Subject: I'll try to explain stuff
Author:
Posted on: 2016-07-14 13:51:00 UTC

1) Called it :). One thing I might recommend is using tabs to indent (despite the viewer-dependent length issue) since that's one key per level not {2,4,8} spaces.

2) Dictionaries. Also knows as maps, associative arrays, hashes, and maybe several other things. These are surprisingly useful things. They're sort of generalizations of arrays. Arrays let you quickly do Integer → stuff (especially if the integers are small). Dictionaries let you quickly do stuff → stuff (in stronger-typed languages, it's Key type → Value type). The usual way to make one is a hash table (look those up if you want to learn something).

To make an empty dictionary, use {}. Dictionaries with values in them are {key: value, key: value, ...} in JavaScript (some languages will use => instead). To look something up in a dictionary, use dict[key], basically like arrays.

JavaScript is also a bit finicky, because objects are (as far as I can tell) dictionaries. That is, instead of doing "".concat("foo", "bar"), you can do """concat".

This also creates the "feature" that in JavaScript dictionaries, all the keys are automatically converted to strings. (I'm aiming for, roughly, program correctness research, so I'm not a JS fan)

3) Ok, so I'm going to want to go through that.

- We start with the uppercase string txt

- Then, we .split("") it. split(sep) splits the string at places where sep occurs and returns a list of the parts, with the separators removed. In this case, this method creates an array of strings, where each string is one character from the original text

- Now, we come to a function that's well known in functional programming circles, that is array.map(function). Map conceptually replaces each element x of the array by function(x) (it actually creates a new array with those results, but yeah). In our case, the function takes each one-character string in the array, takes the char code of the 0th (and only) character, and then converts that to a string. So ["1", "2"].map(Number) gives [1, 2] and ["A", "B"].map(function (char) { return char.charCodeAt(0).toString(); }) gives ["65", "66"]

- The final .join("") flattens the array of strings into one long string, which gives you the 8-character digits ("AaBbCcDd", as you put it) you were constructing earlier

4) It's not particularly obvious that that's a thing you can do. Thank you Stack Overflow!

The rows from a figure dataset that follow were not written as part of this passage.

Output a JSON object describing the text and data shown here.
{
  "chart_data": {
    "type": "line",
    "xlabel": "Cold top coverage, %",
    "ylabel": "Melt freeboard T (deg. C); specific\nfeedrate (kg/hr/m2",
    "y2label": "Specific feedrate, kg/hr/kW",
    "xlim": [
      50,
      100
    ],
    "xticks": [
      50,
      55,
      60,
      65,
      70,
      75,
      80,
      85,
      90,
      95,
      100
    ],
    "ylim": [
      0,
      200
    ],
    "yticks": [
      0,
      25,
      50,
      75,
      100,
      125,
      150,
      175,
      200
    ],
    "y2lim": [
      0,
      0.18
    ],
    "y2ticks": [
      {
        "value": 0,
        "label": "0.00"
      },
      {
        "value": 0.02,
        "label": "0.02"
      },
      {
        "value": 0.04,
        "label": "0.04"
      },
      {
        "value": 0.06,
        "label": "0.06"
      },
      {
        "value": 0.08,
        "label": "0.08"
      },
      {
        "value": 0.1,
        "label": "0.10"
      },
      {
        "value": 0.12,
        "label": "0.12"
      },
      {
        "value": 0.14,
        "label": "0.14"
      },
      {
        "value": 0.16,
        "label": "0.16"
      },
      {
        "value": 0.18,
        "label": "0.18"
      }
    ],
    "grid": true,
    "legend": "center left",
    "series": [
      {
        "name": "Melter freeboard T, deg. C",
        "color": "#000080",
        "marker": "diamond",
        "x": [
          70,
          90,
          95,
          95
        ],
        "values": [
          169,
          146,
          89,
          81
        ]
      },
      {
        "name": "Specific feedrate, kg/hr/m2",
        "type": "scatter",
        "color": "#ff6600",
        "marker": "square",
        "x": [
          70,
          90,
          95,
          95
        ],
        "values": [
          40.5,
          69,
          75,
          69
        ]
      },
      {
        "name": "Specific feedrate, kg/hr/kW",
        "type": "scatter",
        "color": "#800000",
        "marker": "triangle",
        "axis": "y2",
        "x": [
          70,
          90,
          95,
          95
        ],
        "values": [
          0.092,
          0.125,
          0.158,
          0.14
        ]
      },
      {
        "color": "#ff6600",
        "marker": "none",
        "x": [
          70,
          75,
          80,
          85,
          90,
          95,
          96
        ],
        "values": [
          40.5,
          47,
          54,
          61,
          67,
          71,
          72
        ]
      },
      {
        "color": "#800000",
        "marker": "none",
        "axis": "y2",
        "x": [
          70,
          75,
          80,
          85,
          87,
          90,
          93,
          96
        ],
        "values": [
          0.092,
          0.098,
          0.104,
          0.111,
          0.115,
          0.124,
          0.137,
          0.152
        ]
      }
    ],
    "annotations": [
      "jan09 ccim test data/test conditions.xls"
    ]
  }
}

5) That is a JavaScript "feature" sigh

6) So, javascript (until last year's standard) is missing some form of set datatype. So, that function fakes one. Instead of having a set of things, you have a dictionary with the things as keys, but their value is always something meaningless and small, like true. Then, you have what you wanted out of a set data structure (fast membership testing, fast add, and fast remove) (ignoring pathological cases that shouldn't ever come up)

6b) So, several general guidelines for most C-like languages (check some variant of "$lang style guide" for specifics and minor cultural things.

- Types (and type-like things, such as constructors for types), start with a capital letter

- Functions and variables start lowercase.

- snakecase vs. camelCase vs.depends-on-what-you're-naming is a social thing per-project, and, in open source code, roughly per language. JavaScript uses camelCase everywhere.

- Constants like PI are ALL
CAPS

- Pick a style for brace placement and stick with it, stay away from the flamewars.

- In general, foo(1) and bar[1] but while (1)

- Extra line breaks to make things fit roughly in 80ish characters helps avoid really long lines, which cause(d) problems

7) Fun. My mother's also a chemist. She did/does sort of polymer-related industrial research, IIRC, but then she went over to the dark side (aka management)

I figure this means you've been around enough physicists (who've hung around with certain groups of mathematicians) to pick up the [1, N] method of numbering N things, instead of the CS people's [0, N). I'm still somewhat salty that a perfectly reasonable uniform floor numbering system made it so the basement of the CS building is floor 1, not floor 0 :).

8) You've run into another JavaScript "feature". If, when you create a variable, you do i = 0; instead of var i = 0;, i become a global variable, and isn't isolated to your functions. This also applies to your for loops. So, use for (var i = 0; i and your problem goes away.

9) Well, that's one good reason to be using functions, along with the whole code reuse thing. It sometimes takes people a while to pick up on this.

10) Are you feeling lazy? Tell us there's a 6 or so character erase code, like "000000", to allow dismissing a Pokémon. Then, just add that in. Saves you making a button.